Amanda Seyfried, atriz conhecida por seus papéis em filmes e séries, é apaixonada por audiolivros, que a acompanham em atividades como crochê e tricô. Ela está prestes a estrear na minissérie “Long Bright River”, que chega ao serviço de streaming Max no dia 8 de maio. Na série, Seyfried interpreta Mickey Fitzpatrick, uma policial que investiga uma série de assassinatos em Kensington, Filadélfia. A atriz expressa suas inseguranças sobre o papel, especialmente por ser a primeira vez que interpreta uma policial. Ela destaca que Mickey é uma personagem emocionalmente conectada, mas que não confia em ninguém, o que contrasta com sua própria personalidade. Seyfried também se identifica com a luta de Mickey como mãe solo, tentando equilibrar a criação do filho com o trabalho. Ela acredita que a série pode ajudar a mudar a percepção sobre as pessoas que enfrentam dificuldades, lembrando que todos podem estar a uma escolha de distância de uma situação complicada.

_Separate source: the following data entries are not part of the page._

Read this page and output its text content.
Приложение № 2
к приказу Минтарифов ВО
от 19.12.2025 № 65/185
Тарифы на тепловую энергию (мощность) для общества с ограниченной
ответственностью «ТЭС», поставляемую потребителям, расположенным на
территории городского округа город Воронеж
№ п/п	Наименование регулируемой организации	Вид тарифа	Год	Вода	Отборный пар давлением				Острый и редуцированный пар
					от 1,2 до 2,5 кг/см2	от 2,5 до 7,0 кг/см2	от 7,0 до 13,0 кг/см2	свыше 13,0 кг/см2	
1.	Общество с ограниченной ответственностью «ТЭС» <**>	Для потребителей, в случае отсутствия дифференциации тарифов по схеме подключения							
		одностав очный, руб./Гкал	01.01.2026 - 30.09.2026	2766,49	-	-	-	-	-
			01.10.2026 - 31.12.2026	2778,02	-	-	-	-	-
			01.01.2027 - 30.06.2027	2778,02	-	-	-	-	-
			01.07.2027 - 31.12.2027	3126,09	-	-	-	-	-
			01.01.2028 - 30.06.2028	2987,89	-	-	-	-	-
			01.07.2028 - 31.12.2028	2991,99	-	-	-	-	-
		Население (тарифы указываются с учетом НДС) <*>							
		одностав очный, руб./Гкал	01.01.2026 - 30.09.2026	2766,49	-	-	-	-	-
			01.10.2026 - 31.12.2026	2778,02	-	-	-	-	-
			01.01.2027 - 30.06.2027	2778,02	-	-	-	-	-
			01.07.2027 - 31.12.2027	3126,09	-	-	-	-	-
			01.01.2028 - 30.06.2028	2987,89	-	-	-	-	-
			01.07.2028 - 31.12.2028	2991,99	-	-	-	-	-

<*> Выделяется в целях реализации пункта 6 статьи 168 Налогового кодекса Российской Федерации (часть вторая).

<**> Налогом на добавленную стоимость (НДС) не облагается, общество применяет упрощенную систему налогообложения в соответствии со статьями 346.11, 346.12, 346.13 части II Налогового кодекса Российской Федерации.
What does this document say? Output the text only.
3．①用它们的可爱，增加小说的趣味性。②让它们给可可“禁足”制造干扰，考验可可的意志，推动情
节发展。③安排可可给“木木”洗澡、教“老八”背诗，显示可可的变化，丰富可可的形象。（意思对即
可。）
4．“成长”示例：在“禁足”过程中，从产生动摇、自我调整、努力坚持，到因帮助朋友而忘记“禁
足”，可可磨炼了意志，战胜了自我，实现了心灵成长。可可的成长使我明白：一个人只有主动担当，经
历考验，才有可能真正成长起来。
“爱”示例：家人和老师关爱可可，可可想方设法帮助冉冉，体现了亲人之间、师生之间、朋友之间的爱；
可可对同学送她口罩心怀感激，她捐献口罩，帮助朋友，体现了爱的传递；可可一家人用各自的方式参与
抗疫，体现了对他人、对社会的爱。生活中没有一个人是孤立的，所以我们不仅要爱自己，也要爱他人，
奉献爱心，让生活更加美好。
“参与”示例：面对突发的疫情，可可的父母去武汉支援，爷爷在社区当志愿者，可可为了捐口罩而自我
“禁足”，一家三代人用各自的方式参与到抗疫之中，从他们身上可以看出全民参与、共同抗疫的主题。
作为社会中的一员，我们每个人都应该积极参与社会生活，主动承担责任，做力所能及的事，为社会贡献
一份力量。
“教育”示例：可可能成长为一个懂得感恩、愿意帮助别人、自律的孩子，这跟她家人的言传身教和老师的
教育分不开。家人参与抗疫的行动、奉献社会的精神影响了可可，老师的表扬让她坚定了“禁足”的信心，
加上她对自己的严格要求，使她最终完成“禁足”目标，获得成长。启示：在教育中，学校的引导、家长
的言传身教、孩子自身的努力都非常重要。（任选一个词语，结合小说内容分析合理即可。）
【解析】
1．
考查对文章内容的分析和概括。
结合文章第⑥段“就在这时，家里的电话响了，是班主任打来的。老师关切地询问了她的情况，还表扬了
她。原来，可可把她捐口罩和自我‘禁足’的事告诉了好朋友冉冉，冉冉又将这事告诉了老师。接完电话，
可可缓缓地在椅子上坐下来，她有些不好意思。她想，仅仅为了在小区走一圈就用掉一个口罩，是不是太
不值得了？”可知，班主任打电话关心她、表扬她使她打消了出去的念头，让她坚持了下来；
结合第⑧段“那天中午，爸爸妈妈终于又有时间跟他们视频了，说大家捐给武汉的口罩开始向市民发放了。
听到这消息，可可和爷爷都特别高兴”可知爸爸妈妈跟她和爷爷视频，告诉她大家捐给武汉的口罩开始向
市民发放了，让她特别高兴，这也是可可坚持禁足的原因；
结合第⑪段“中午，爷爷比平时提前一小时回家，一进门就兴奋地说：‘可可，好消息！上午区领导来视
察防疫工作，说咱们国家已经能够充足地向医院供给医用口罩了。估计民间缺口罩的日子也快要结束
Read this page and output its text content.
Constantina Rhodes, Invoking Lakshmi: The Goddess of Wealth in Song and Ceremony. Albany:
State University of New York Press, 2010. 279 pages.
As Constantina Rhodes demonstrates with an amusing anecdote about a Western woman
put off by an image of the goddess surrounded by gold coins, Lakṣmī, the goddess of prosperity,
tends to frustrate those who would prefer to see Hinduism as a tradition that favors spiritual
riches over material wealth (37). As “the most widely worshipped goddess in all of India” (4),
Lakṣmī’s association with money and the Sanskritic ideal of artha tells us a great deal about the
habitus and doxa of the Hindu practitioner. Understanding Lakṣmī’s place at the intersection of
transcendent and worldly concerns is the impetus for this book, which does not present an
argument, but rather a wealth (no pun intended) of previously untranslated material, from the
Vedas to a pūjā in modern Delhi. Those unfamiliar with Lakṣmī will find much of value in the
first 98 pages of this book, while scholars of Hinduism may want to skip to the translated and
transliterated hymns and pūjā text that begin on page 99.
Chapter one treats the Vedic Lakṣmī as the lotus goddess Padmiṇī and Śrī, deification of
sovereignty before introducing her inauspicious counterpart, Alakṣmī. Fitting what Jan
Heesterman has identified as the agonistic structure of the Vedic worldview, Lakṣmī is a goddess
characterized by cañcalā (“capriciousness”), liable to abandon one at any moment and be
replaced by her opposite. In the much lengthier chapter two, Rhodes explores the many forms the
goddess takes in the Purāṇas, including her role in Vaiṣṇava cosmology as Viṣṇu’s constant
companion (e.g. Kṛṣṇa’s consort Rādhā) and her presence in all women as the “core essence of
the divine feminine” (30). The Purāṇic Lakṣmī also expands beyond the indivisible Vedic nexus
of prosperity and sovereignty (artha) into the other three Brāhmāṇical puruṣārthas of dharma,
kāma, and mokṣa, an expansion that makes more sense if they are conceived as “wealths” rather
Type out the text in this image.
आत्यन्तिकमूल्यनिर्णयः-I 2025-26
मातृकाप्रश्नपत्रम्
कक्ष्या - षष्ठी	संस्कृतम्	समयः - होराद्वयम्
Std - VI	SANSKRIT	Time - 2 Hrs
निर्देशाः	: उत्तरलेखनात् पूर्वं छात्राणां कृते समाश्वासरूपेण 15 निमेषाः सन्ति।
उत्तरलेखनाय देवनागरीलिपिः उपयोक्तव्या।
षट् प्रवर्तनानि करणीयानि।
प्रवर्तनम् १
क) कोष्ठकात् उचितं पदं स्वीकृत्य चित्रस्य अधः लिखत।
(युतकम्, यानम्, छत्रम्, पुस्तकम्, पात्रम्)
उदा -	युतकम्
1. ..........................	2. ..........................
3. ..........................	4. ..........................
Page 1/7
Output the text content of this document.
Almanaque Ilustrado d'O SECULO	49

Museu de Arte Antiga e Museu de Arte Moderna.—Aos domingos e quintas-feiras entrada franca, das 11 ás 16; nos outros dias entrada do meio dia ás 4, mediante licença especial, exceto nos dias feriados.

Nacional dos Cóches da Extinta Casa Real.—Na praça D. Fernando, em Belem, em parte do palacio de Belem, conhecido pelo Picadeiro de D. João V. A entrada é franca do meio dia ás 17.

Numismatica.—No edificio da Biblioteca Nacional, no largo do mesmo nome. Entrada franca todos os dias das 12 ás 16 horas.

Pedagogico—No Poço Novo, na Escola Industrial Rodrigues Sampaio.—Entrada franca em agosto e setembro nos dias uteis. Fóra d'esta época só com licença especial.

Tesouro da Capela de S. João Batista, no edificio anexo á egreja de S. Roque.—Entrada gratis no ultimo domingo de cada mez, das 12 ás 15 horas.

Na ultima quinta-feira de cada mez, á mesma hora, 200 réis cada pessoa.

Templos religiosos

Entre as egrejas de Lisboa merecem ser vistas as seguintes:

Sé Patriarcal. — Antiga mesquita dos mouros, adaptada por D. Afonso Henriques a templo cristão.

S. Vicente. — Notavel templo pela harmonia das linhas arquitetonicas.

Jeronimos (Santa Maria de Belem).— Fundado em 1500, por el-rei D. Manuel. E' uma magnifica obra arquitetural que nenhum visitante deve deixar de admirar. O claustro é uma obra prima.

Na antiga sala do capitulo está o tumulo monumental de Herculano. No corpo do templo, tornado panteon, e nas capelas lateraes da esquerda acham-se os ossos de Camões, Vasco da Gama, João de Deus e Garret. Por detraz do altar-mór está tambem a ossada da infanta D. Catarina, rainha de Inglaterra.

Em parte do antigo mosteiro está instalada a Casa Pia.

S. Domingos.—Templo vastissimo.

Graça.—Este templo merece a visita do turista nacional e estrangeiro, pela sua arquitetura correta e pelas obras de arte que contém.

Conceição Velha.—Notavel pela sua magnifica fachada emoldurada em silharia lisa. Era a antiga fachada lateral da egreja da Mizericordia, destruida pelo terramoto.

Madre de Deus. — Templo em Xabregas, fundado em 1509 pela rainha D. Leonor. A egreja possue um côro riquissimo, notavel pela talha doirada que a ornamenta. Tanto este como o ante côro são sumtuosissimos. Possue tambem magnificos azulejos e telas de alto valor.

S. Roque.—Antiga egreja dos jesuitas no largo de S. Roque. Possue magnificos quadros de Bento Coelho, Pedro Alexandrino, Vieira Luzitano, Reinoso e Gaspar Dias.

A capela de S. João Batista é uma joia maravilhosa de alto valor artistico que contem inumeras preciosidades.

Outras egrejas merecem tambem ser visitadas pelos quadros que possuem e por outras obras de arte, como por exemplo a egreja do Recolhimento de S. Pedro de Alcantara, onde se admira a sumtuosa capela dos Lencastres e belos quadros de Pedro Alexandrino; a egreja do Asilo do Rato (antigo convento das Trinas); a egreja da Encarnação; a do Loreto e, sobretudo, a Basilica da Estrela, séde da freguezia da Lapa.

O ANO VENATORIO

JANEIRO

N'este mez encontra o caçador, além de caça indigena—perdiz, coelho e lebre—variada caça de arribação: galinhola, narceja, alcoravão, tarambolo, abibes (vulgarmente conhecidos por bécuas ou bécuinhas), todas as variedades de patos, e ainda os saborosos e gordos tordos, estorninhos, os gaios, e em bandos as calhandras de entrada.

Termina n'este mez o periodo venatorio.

Amanda Seyfried, atriz conhecida por seus papéis em cinema e televisão, estreia na minissérie Long Bright River no dia 8 de maio na plataforma Max. A série é uma adaptação do best-seller de Liz Moore e traz Seyfried como Mickey Fitzpatrick, uma policial que investiga uma série de assassinatos em Kensington, Filadélfia.
Mickey, que cresceu na região, se depara com a indiferença do sistema em relação às vítimas, em sua maioria mulheres viciadas e prostitutas. Seyfried expressa suas inseguranças sobre o papel, afirmando que esta é a primeira vez que interpreta uma policial. Ela destaca que a força da personagem não está na aparência física, mas na conexão emocional que estabelece com as pessoas.
A atriz revela que, ao vestir o uniforme, sentiu uma mudança em sua postura e comportamento. “Quando parei de ficar intimidada pelo uniforme, percebi que são todos apenas seres humanos tentando fazer seus trabalhos,” comenta. Seyfried também observa que Mickey é muito diferente dela, especialmente em relação à confiança nas pessoas.
Desafios Pessoais
Além da investigação, Mickey é mãe solo de Thomas, o que traz um novo nível de complexidade à sua vida. Seyfried se identifica com essa luta, mencionando a culpa que sente como mãe. “Quando se tem filhos, isso muda tudo,” afirma. A atriz agora é mais seletiva em relação aos papéis que aceita, priorizando projetos que se alinhem com suas responsabilidades familiares.
Ela acredita que a série pode ajudar a mudar a percepção sobre as pessoas que vivem em situações difíceis, ressaltando que “não somos tão diferentes de quem está naquela situação.” Seyfried espera que a narrativa de Long Bright River promova uma reflexão sobre empatia e compreensão em relação a essas vidas.